Organised crime, illicit drugs and state vulnerability
Executive summary:
The power of criminal networks over the international drug economy has been growing in a number of regions, including parts of Latin America and the Caribbean, west Africa, and Russia and Central Asia. The human, social and institutional costs of this phenomenon are immense. The dangers include: the corrosion of vulnerable states as drug money is used to establish control over institutions; the perpetuation of internal conflicts in countries such as Burma and Afghanistan; and a reduction in the authority of international institutions such as the United Nations. This nexus between organised crime, illegal narcotics and the weaker members of the international community is a major problem for states, regions and global governance alike. But to find better ways to address the issue depends on two things: grasping the scale of the failure of the dominant existing prohibitionist model (summarised in the ill-fated notion of a “war on drugs”), and understanding the interrelated dimensions of what is at stake. This was the starting-point of a major workshop held in Oslo in October 2010 under the joint auspices of the Norwegian Peacebuilding Centre (NOREF) and the Universidad Torcuato Di Tella (UTDT).

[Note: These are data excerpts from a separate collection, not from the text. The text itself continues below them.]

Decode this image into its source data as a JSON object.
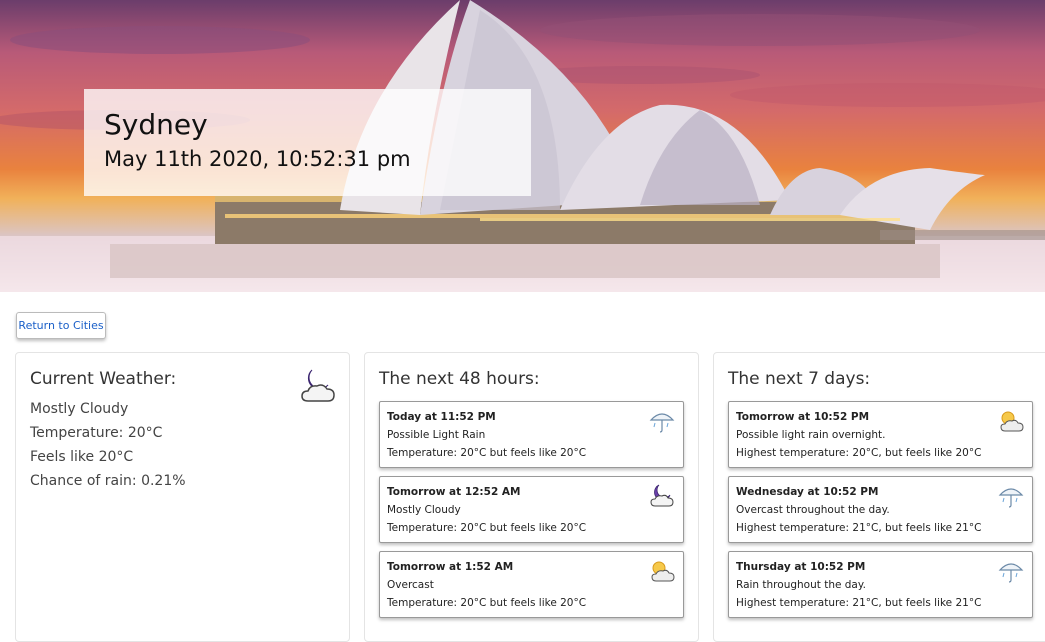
{
  "header": {
    "city": "Sydney",
    "datetime": "May 11th 2020, 10:52:31 pm"
  },
  "nav": {
    "back_label": "Return to Cities"
  },
  "current": {
    "title": "Current Weather:",
    "summary": "Mostly Cloudy",
    "temperature": "Temperature: 20°C",
    "feels_like": "Feels like 20°C",
    "rain": "Chance of rain: 0.21%",
    "icon": "partly-cloudy-night-icon"
  },
  "hourly": {
    "title": "The next 48 hours:",
    "items": [
      {
        "time": "Today at 11:52 PM",
        "summary": "Possible Light Rain",
        "temp": "Temperature: 20°C but feels like 20°C",
        "icon": "umbrella-rain-icon"
      },
      {
        "time": "Tomorrow at 12:52 AM",
        "summary": "Mostly Cloudy",
        "temp": "Temperature: 20°C but feels like 20°C",
        "icon": "partly-cloudy-night-icon"
      },
      {
        "time": "Tomorrow at 1:52 AM",
        "summary": "Overcast",
        "temp": "Temperature: 20°C but feels like 20°C",
        "icon": "sun-cloud-icon"
      }
    ]
  },
  "daily": {
    "title": "The next 7 days:",
    "items": [
      {
        "time": "Tomorrow at 10:52 PM",
        "summary": "Possible light rain overnight.",
        "temp": "Highest temperature: 20°C, but feels like 20°C",
        "icon": "sun-cloud-icon"
      },
      {
        "time": "Wednesday at 10:52 PM",
        "summary": "Overcast throughout the day.",
        "temp": "Highest temperature: 21°C, but feels like 21°C",
        "icon": "umbrella-rain-icon"
      },
      {
        "time": "Thursday at 10:52 PM",
        "summary": "Rain throughout the day.",
        "temp": "Highest temperature: 21°C, but feels like 21°C",
        "icon": "umbrella-rain-icon"
      }
    ]
  },
  "colors": {
    "link": "#1a5fc8",
    "sky_top": "#6b3d6b",
    "sky_mid": "#d46a6a",
    "sky_low": "#f1b15a"
  }
}
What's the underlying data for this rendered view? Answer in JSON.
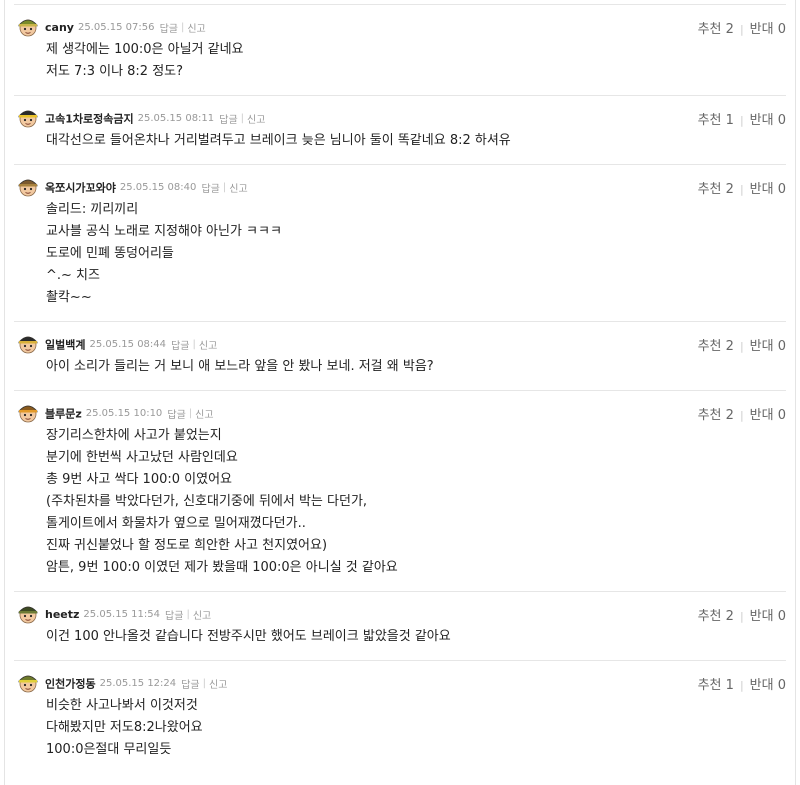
{
  "labels": {
    "reply": "답글",
    "report": "신고",
    "up": "추천",
    "down": "반대"
  },
  "comments": [
    {
      "nick": "cany",
      "date": "25.05.15 07:56",
      "up": "2",
      "down": "0",
      "avatar": "green-helmet-avatar-icon",
      "lines": [
        "제 생각에는 100:0은 아닐거 같네요",
        "저도 7:3 이나 8:2 정도?"
      ]
    },
    {
      "nick": "고속1차로정속금지",
      "date": "25.05.15 08:11",
      "up": "1",
      "down": "0",
      "avatar": "yellow-helmet-avatar-icon",
      "lines": [
        "대각선으로 들어온차나 거리벌려두고 브레이크 늦은 님니아 둘이 똑같네요 8:2 하셔유"
      ]
    },
    {
      "nick": "옥쪼시가꼬와야",
      "date": "25.05.15 08:40",
      "up": "2",
      "down": "0",
      "avatar": "brown-helmet-avatar-icon",
      "lines": [
        "솔리드: 끼리끼리",
        "교사블 공식 노래로 지정해야 아닌가 ㅋㅋㅋ",
        "도로에 민폐 똥덩어리들",
        "^.~ 치즈",
        "촬칵~~"
      ]
    },
    {
      "nick": "일벌백계",
      "date": "25.05.15 08:44",
      "up": "2",
      "down": "0",
      "avatar": "black-helmet-avatar-icon",
      "lines": [
        "아이 소리가 들리는 거 보니 애 보느라 앞을 안 봤나 보네. 저걸 왜 박음?"
      ]
    },
    {
      "nick": "블루문z",
      "date": "25.05.15 10:10",
      "up": "2",
      "down": "0",
      "avatar": "orange-helmet-avatar-icon",
      "lines": [
        "장기리스한차에 사고가 붙었는지",
        "분기에 한번씩 사고났던 사람인데요",
        "총 9번 사고 싹다 100:0 이였어요",
        "(주차된차를 박았다던가, 신호대기중에 뒤에서 박는 다던가,",
        "톨게이트에서 화물차가 옆으로 밀어재꼈다던가..",
        "진짜 귀신붙었나 할 정도로 희안한 사고 천지였어요)",
        "암튼, 9번 100:0 이였던 제가 봤을때 100:0은 아니실 것 같아요"
      ]
    },
    {
      "nick": "heetz",
      "date": "25.05.15 11:54",
      "up": "2",
      "down": "0",
      "avatar": "dark-green-helmet-avatar-icon",
      "lines": [
        "이건 100 안나올것 같습니다 전방주시만 했어도 브레이크 밟았을것 같아요"
      ]
    },
    {
      "nick": "인천가정동",
      "date": "25.05.15 12:24",
      "up": "1",
      "down": "0",
      "avatar": "striped-helmet-avatar-icon",
      "lines": [
        "비슷한 사고나봐서 이것저것",
        "다해봤지만 저도8:2나왔어요",
        "100:0은절대 무리일듯"
      ]
    }
  ]
}
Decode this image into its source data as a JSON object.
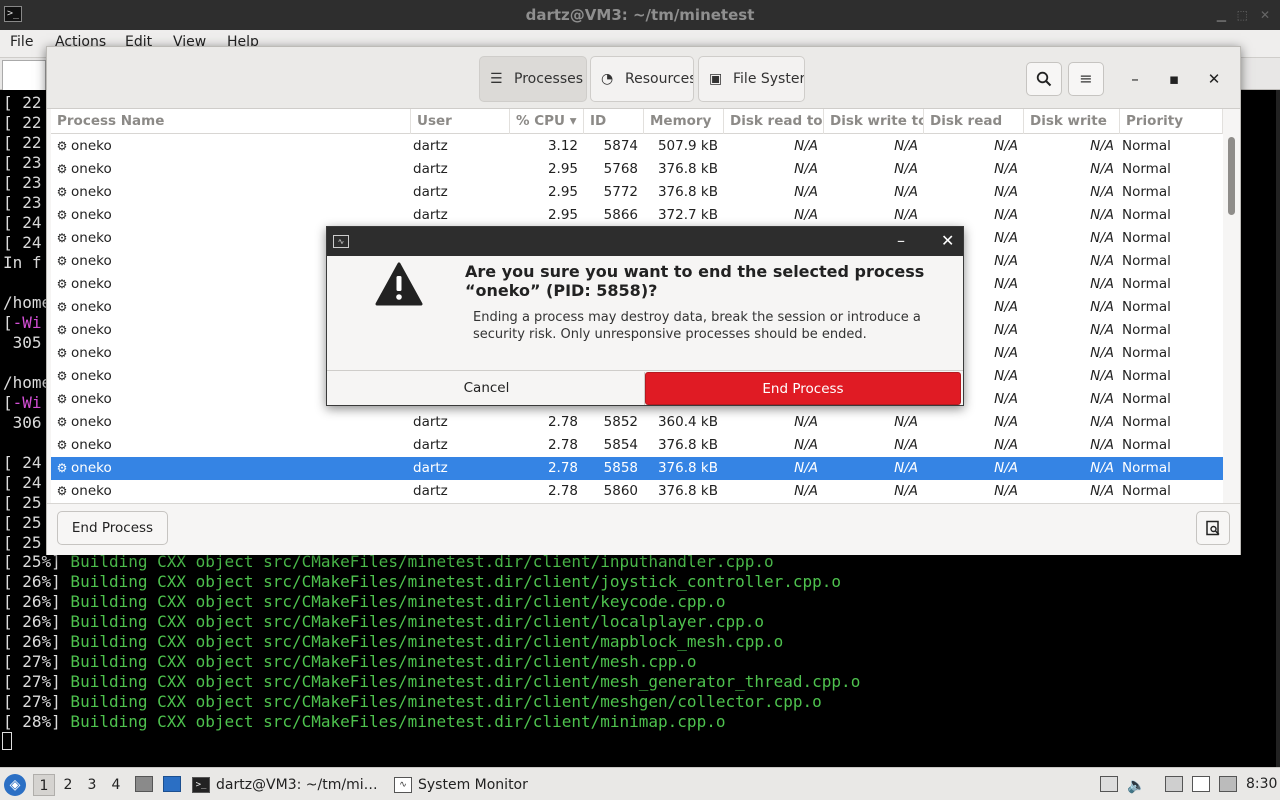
{
  "terminal": {
    "title": "dartz@VM3: ~/tm/minetest",
    "menu": [
      "File",
      "Actions",
      "Edit",
      "View",
      "Help"
    ],
    "left_fragments": [
      "[ 22",
      "[ 22",
      "[ 22",
      "[ 23",
      "[ 23",
      "[ 23",
      "[ 24",
      "[ 24",
      "In f",
      "",
      "/home",
      "[-Wi",
      " 305",
      "",
      "/home",
      "[-Wi",
      " 306",
      "",
      "[ 24",
      "[ 24",
      "[ 25",
      "[ 25",
      "[ 25"
    ],
    "build_lines": [
      {
        "pct": "[ 25%]",
        "text": " Building CXX object src/CMakeFiles/minetest.dir/client/inputhandler.cpp.o"
      },
      {
        "pct": "[ 26%]",
        "text": " Building CXX object src/CMakeFiles/minetest.dir/client/joystick_controller.cpp.o"
      },
      {
        "pct": "[ 26%]",
        "text": " Building CXX object src/CMakeFiles/minetest.dir/client/keycode.cpp.o"
      },
      {
        "pct": "[ 26%]",
        "text": " Building CXX object src/CMakeFiles/minetest.dir/client/localplayer.cpp.o"
      },
      {
        "pct": "[ 26%]",
        "text": " Building CXX object src/CMakeFiles/minetest.dir/client/mapblock_mesh.cpp.o"
      },
      {
        "pct": "[ 27%]",
        "text": " Building CXX object src/CMakeFiles/minetest.dir/client/mesh.cpp.o"
      },
      {
        "pct": "[ 27%]",
        "text": " Building CXX object src/CMakeFiles/minetest.dir/client/mesh_generator_thread.cpp.o"
      },
      {
        "pct": "[ 27%]",
        "text": " Building CXX object src/CMakeFiles/minetest.dir/client/meshgen/collector.cpp.o"
      },
      {
        "pct": "[ 28%]",
        "text": " Building CXX object src/CMakeFiles/minetest.dir/client/minimap.cpp.o"
      }
    ]
  },
  "sysmon": {
    "tabs": [
      {
        "label": "Processes",
        "icon": "list-icon"
      },
      {
        "label": "Resources",
        "icon": "gauge-icon"
      },
      {
        "label": "File Syster",
        "icon": "disk-icon"
      }
    ],
    "columns": [
      "Process Name",
      "User",
      "% CPU",
      "ID",
      "Memory",
      "Disk read to",
      "Disk write to",
      "Disk read",
      "Disk write",
      "Priority"
    ],
    "rows": [
      {
        "name": "oneko",
        "user": "dartz",
        "cpu": "3.12",
        "id": "5874",
        "mem": "507.9 kB",
        "dr": "N/A",
        "dw": "N/A",
        "drr": "N/A",
        "dwr": "N/A",
        "prio": "Normal"
      },
      {
        "name": "oneko",
        "user": "dartz",
        "cpu": "2.95",
        "id": "5768",
        "mem": "376.8 kB",
        "dr": "N/A",
        "dw": "N/A",
        "drr": "N/A",
        "dwr": "N/A",
        "prio": "Normal"
      },
      {
        "name": "oneko",
        "user": "dartz",
        "cpu": "2.95",
        "id": "5772",
        "mem": "376.8 kB",
        "dr": "N/A",
        "dw": "N/A",
        "drr": "N/A",
        "dwr": "N/A",
        "prio": "Normal"
      },
      {
        "name": "oneko",
        "user": "dartz",
        "cpu": "2.95",
        "id": "5866",
        "mem": "372.7 kB",
        "dr": "N/A",
        "dw": "N/A",
        "drr": "N/A",
        "dwr": "N/A",
        "prio": "Normal"
      },
      {
        "name": "oneko",
        "user": "",
        "cpu": "",
        "id": "",
        "mem": "",
        "dr": "",
        "dw": "",
        "drr": "N/A",
        "dwr": "N/A",
        "prio": "Normal"
      },
      {
        "name": "oneko",
        "user": "",
        "cpu": "",
        "id": "",
        "mem": "",
        "dr": "",
        "dw": "",
        "drr": "N/A",
        "dwr": "N/A",
        "prio": "Normal"
      },
      {
        "name": "oneko",
        "user": "",
        "cpu": "",
        "id": "",
        "mem": "",
        "dr": "",
        "dw": "",
        "drr": "N/A",
        "dwr": "N/A",
        "prio": "Normal"
      },
      {
        "name": "oneko",
        "user": "",
        "cpu": "",
        "id": "",
        "mem": "",
        "dr": "",
        "dw": "",
        "drr": "N/A",
        "dwr": "N/A",
        "prio": "Normal"
      },
      {
        "name": "oneko",
        "user": "",
        "cpu": "",
        "id": "",
        "mem": "",
        "dr": "",
        "dw": "",
        "drr": "N/A",
        "dwr": "N/A",
        "prio": "Normal"
      },
      {
        "name": "oneko",
        "user": "",
        "cpu": "",
        "id": "",
        "mem": "",
        "dr": "",
        "dw": "",
        "drr": "N/A",
        "dwr": "N/A",
        "prio": "Normal"
      },
      {
        "name": "oneko",
        "user": "",
        "cpu": "",
        "id": "",
        "mem": "",
        "dr": "",
        "dw": "",
        "drr": "N/A",
        "dwr": "N/A",
        "prio": "Normal"
      },
      {
        "name": "oneko",
        "user": "",
        "cpu": "",
        "id": "",
        "mem": "",
        "dr": "",
        "dw": "",
        "drr": "N/A",
        "dwr": "N/A",
        "prio": "Normal"
      },
      {
        "name": "oneko",
        "user": "dartz",
        "cpu": "2.78",
        "id": "5852",
        "mem": "360.4 kB",
        "dr": "N/A",
        "dw": "N/A",
        "drr": "N/A",
        "dwr": "N/A",
        "prio": "Normal"
      },
      {
        "name": "oneko",
        "user": "dartz",
        "cpu": "2.78",
        "id": "5854",
        "mem": "376.8 kB",
        "dr": "N/A",
        "dw": "N/A",
        "drr": "N/A",
        "dwr": "N/A",
        "prio": "Normal"
      },
      {
        "name": "oneko",
        "user": "dartz",
        "cpu": "2.78",
        "id": "5858",
        "mem": "376.8 kB",
        "dr": "N/A",
        "dw": "N/A",
        "drr": "N/A",
        "dwr": "N/A",
        "prio": "Normal",
        "selected": true
      },
      {
        "name": "oneko",
        "user": "dartz",
        "cpu": "2.78",
        "id": "5860",
        "mem": "376.8 kB",
        "dr": "N/A",
        "dw": "N/A",
        "drr": "N/A",
        "dwr": "N/A",
        "prio": "Normal"
      }
    ],
    "footer": {
      "end_process_label": "End Process"
    }
  },
  "dialog": {
    "heading_line1": "Are you sure you want to end the selected process",
    "heading_line2": "“oneko” (PID: 5858)?",
    "body": "Ending a process may destroy data, break the session or introduce a security risk. Only unresponsive processes should be ended.",
    "cancel_label": "Cancel",
    "end_label": "End Process",
    "end_color": "#e01b24"
  },
  "taskbar": {
    "workspaces": [
      "1",
      "2",
      "3",
      "4"
    ],
    "active_workspace": "1",
    "tasks": [
      {
        "label": "dartz@VM3: ~/tm/mi…",
        "icon": "terminal-icon"
      },
      {
        "label": "System Monitor",
        "icon": "system-monitor-icon"
      }
    ],
    "clock": "8:30"
  },
  "colors": {
    "selection": "#3584e4",
    "terminal_green": "#4ec24e",
    "terminal_magenta": "#d44fd6"
  }
}
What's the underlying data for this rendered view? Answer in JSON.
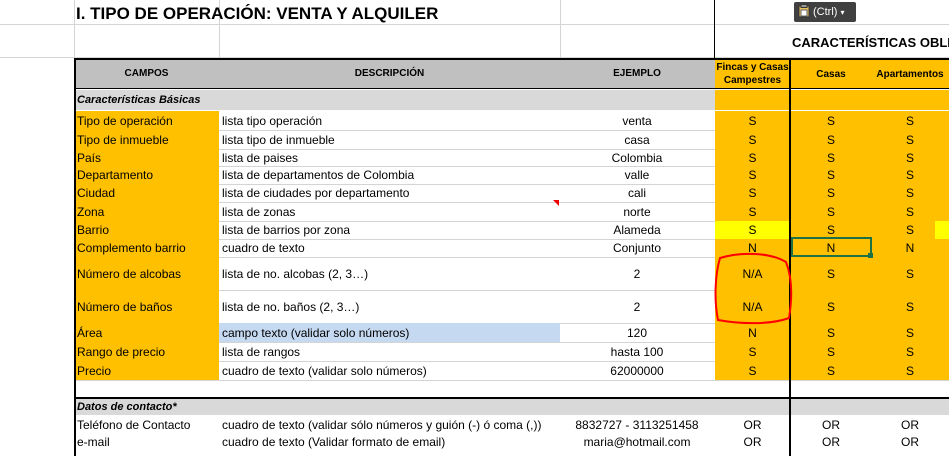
{
  "title": "I. TIPO DE OPERACIÓN: VENTA Y ALQUILER",
  "ctrl_label": "(Ctrl)",
  "caracteristicas_header": "CARACTERÍSTICAS OBLI",
  "headers": {
    "campos": "CAMPOS",
    "descripcion": "DESCRIPCIÓN",
    "ejemplo": "EJEMPLO",
    "fincas": [
      "Fincas y Casas",
      "Campestres"
    ],
    "casas": "Casas",
    "apartamentos": "Apartamentos"
  },
  "section_basic": "Características Básicas",
  "section_contact": "Datos de contacto*",
  "rows": [
    {
      "campo": "Tipo de operación",
      "desc": "lista tipo operación",
      "ejemplo": "venta",
      "fincas": "S",
      "casas": "S",
      "apto": "S"
    },
    {
      "campo": "Tipo de inmueble",
      "desc": "lista tipo de inmueble",
      "ejemplo": "casa",
      "fincas": "S",
      "casas": "S",
      "apto": "S"
    },
    {
      "campo": "País",
      "desc": "lista de paises",
      "ejemplo": "Colombia",
      "fincas": "S",
      "casas": "S",
      "apto": "S"
    },
    {
      "campo": "Departamento",
      "desc": "lista de departamentos de Colombia",
      "ejemplo": "valle",
      "fincas": "S",
      "casas": "S",
      "apto": "S"
    },
    {
      "campo": "Ciudad",
      "desc": "lista de ciudades por departamento",
      "ejemplo": "cali",
      "fincas": "S",
      "casas": "S",
      "apto": "S"
    },
    {
      "campo": "Zona",
      "desc": "lista de zonas",
      "ejemplo": "norte",
      "fincas": "S",
      "casas": "S",
      "apto": "S"
    },
    {
      "campo": "Barrio",
      "desc": "lista de barrios por zona",
      "ejemplo": "Alameda",
      "fincas": "S",
      "casas": "S",
      "apto": "S"
    },
    {
      "campo": "Complemento barrio",
      "desc": "cuadro de texto",
      "ejemplo": "Conjunto",
      "fincas": "N",
      "casas": "N",
      "apto": "N"
    },
    {
      "campo": "Número de alcobas",
      "desc": "lista de no. alcobas (2, 3…)",
      "ejemplo": "2",
      "fincas": "N/A",
      "casas": "S",
      "apto": "S"
    },
    {
      "campo": "Número de baños",
      "desc": "lista de no. baños (2, 3…)",
      "ejemplo": "2",
      "fincas": "N/A",
      "casas": "S",
      "apto": "S"
    },
    {
      "campo": "Área",
      "desc": "campo texto (validar solo números)",
      "ejemplo": "120",
      "fincas": "N",
      "casas": "S",
      "apto": "S"
    },
    {
      "campo": "Rango de precio",
      "desc": "lista de rangos",
      "ejemplo": "hasta 100",
      "fincas": "S",
      "casas": "S",
      "apto": "S"
    },
    {
      "campo": "Precio",
      "desc": "cuadro de texto (validar solo números)",
      "ejemplo": "62000000",
      "fincas": "S",
      "casas": "S",
      "apto": "S"
    }
  ],
  "contact_rows": [
    {
      "campo": "Teléfono de Contacto",
      "desc": "cuadro de texto (validar sólo números y guión (-) ó coma (,))",
      "ejemplo": "8832727 - 3113251458",
      "fincas": "OR",
      "casas": "OR",
      "apto": "OR"
    },
    {
      "campo": "e-mail",
      "desc": "cuadro de texto (Validar formato de email)",
      "ejemplo": "maria@hotmail.com",
      "fincas": "OR",
      "casas": "OR",
      "apto": "OR"
    }
  ],
  "colors": {
    "orange": "#ffc000",
    "yellow": "#ffff00",
    "blue": "#c5d9f1",
    "header_grey": "#c0c0c0",
    "annotation_red": "#ff0000"
  }
}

In this report on the workshop, Juan Gabriel Tokatlián of the UTDT presents a digest of the key ideas, propositions and conclusions of the international experts who attended the workshop. The discussion voiced criticism of the prevailing approaches to illicit narcotics and concern over the spreading threats to the more vulnerable states in the world order, while seeking new policies that could match the increasing complexity of transnational organised crime. On this basis, the core propositions outlined at the workshop referred to flaws in the international drug regime; the increasing military involvement in drug policy as the issue becomes defined in security terms; violations of human and civil rights as a result of the “war on drugs”; and the hollowing out of institutions as organised crime corrodes or even captures the state.
The recommendations included policies that avoid damaging side-effects and unintended consequences; a wider policy mix that puts social considerations at the centre; new forms of regulation; a focus on peace, sensitivity to local cultures, and the involvement of civil society; and the need for a pragmatic and evidence-based approach. It is hoped that these conclusions will become part of the effort to articulate and implement a shift towards better ways of tackling the major and many-sided aspects of the phenomenon under review.